The United States has an excellent literacy rate.
But not as good as Cuba's.
Cuba's literacy rate leads the entire region.
And Cuba is the only nation embargoed by the U. S.
       These typically happy seven elementary students in poor Cuba have free and excellent educations through college and free and excellent health care for life. These children also are guaranteed free food and shelter, if needed. Somebody deserves credit for this, especially considering that the U. S. has had Cuba -- since 1962 -- under history's all-time longest and cruelest economic embargo ever imposed on a weak country by a strong country. These Cuban children {as has been the lifelong case with their parents} do not deserve to be punished all their lives by greedy or revengeful elements in a nearby foreign superpower.

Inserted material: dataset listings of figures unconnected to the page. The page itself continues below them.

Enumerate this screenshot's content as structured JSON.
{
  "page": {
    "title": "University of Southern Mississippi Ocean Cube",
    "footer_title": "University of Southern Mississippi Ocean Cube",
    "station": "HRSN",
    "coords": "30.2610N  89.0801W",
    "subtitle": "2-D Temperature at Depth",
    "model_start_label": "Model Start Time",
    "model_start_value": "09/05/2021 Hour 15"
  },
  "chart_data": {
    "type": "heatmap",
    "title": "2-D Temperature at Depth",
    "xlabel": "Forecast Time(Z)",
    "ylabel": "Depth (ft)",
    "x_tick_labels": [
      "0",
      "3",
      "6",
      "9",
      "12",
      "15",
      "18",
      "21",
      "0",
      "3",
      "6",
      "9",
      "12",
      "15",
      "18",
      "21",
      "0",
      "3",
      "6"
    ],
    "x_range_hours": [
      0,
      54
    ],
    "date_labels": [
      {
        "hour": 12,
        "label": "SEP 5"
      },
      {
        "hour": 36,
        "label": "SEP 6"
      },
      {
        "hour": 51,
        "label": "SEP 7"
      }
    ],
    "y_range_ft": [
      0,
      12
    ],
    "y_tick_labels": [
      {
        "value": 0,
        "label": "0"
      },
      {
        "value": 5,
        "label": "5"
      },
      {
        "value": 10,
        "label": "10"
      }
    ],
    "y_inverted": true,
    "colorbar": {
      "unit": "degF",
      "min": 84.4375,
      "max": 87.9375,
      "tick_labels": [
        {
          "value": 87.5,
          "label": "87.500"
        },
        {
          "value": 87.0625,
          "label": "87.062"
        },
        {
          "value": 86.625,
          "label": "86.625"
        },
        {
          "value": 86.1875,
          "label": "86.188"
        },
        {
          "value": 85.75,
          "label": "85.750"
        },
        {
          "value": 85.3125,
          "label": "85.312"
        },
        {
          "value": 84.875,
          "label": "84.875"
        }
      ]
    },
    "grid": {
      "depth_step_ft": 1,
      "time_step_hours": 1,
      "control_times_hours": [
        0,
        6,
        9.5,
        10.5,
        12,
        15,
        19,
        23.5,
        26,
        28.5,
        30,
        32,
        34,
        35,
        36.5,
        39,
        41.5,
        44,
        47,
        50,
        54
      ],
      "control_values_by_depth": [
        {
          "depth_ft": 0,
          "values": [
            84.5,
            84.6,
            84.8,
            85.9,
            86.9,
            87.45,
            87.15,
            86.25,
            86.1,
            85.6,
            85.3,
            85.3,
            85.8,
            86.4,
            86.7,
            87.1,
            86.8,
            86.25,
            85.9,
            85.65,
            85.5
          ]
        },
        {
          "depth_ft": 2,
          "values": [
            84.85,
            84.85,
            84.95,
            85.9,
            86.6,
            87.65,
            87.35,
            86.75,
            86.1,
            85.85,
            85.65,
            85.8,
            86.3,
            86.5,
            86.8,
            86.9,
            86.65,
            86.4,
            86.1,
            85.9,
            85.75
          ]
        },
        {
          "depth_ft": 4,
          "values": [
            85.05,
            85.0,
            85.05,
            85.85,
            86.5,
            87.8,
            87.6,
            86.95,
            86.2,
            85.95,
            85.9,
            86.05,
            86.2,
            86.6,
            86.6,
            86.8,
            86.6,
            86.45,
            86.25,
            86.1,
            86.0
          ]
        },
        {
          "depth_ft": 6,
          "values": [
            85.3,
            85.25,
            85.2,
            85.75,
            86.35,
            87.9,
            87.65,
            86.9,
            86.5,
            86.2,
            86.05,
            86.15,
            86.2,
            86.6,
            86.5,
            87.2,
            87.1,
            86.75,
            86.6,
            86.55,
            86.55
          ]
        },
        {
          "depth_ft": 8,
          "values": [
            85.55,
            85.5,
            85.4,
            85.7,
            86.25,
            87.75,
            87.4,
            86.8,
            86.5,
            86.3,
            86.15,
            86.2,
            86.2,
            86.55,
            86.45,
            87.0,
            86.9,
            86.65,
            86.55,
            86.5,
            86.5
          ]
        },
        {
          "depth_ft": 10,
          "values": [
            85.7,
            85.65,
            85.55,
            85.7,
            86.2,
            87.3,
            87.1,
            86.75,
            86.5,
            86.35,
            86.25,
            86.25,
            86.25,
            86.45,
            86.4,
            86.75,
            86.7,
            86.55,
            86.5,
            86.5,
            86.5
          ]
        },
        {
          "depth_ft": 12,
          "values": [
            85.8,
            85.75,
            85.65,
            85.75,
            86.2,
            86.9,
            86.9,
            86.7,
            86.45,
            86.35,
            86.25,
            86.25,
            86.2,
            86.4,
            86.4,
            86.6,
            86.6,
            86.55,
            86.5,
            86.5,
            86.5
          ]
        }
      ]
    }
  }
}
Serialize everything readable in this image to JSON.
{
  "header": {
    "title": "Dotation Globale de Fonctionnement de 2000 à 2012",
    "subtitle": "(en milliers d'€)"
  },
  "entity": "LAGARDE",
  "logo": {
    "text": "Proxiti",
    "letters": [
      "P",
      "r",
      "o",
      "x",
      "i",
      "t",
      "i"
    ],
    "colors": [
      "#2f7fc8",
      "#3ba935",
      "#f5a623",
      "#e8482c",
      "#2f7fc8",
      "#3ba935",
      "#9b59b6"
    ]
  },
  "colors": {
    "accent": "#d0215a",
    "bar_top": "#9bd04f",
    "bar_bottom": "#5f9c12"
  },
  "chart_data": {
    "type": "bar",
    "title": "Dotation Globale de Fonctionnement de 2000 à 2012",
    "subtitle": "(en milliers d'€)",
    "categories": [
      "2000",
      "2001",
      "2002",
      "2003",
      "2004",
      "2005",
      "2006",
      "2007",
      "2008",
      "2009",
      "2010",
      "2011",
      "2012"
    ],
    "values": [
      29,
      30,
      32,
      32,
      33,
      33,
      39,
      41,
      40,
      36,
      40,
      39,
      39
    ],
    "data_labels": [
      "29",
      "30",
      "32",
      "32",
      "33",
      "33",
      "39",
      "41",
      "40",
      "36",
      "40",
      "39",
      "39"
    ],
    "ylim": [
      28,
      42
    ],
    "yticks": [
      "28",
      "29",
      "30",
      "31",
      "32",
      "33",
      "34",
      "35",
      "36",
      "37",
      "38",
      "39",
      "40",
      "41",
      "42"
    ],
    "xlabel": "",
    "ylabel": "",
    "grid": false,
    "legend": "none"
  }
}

        These three Cuban-American Senators -- Cruz, Menendez and Rubio -- are not accustomed to being challenged on anything related to the Cuban narrative or Cuban policy. Well, Senators, James Patterson challenged you this week -- Sept. 6, 2016 -- and Patterson's Sept. 9th documentary suggests that, instead of targeting Cuba with abuse, you perhaps should do your jobs in the Senate to help poverty stricken and crime-riddled areas that you purport to represent. Would that be asking too much of 3 highly over-paid Senators
This week James Patterson... 
 explained why Cuba matters!! 
It matters because Cuba says more...
about the U. S. than  it says about Cuba.